Scientists, researchers and activists were quoted arguing whether conclusive evidence supported Frieden’s revelation. HIV codiscoverer Robert Gallo voiced skepticism. Activist Richard Jefferys told the Gay City News that “based on the [press release], to call this a new strain is incorrect.” Right-leaning HIVer Andrew Sullivan noted in his blog that it’s “extremely common for newly infected people to see their CD4 counts plummet in the early stages before their own immune system bounces back.” Others correctly noted that some HIVers receive AIDS diagnoses within a year of infection, though a sizable number also take 10 years or more.

David Ho, MD, director of the Aaron Diamond AIDS Research Center (ADARC), where the patient was treated and the strain identified, addressed a packed, hastily organized session at the February 24 annual Retrovirus conference in Boston. He and his colleagues fielded oft-hostile questions. “Only additional investigations will reveal whether this is an isolated case,” he said. “Irrespective of the outcome, the public-health implications of this single patient should not be minimized.” At press time, the man’s “untreatable” virus was reportedly responding to combo therapy. No additional superbug cases have arisen.

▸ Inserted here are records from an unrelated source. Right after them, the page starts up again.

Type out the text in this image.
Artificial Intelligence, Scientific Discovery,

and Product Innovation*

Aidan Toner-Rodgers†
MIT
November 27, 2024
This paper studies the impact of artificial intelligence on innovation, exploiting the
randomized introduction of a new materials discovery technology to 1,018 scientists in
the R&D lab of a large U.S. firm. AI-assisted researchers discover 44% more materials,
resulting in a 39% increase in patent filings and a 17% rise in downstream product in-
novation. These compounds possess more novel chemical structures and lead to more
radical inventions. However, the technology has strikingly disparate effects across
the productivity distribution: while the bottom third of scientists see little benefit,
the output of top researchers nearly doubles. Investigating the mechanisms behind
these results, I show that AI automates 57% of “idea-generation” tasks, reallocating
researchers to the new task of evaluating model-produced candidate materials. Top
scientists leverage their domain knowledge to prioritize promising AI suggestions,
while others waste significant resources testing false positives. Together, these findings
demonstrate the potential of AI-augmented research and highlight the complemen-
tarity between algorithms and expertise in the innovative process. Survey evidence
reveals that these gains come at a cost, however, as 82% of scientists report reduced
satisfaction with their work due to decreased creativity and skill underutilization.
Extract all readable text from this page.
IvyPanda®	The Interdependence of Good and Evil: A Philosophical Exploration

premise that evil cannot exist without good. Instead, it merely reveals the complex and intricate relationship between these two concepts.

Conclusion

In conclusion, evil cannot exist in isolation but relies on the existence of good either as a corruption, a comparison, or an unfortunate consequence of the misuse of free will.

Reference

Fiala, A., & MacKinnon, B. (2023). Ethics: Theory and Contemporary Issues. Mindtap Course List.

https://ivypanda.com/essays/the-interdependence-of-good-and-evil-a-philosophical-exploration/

Was Frieden’s alarm and the media blitzkrieg justified? Pulitzer Prize–winning AIDS journalist Laurie Garrett (The Coming Plague) says yes—even if confusion and panic had ensued. “Denial and silence are the true dangers,” she wrote in a Los Angeles Times op-ed, adding that the news should spur drug companies to “create new  HIV drugs” to confront future mutant viruses. “We can’t tell our public-health officials we would simply rather not know the bad news about AIDS.”

Indeed, knowing the “bad news” about AIDS—and reinforcing infection fears—may help those most at risk. Yet the unmistakable response to the media hysteria among many gay men remains a puzzled “Is that all there is?” Indifference will become the true deadly contagion if health officials, facing atypical HIV infections, keep crying wolf—that is, unless the supervirus somehow proves worthy of its super PR.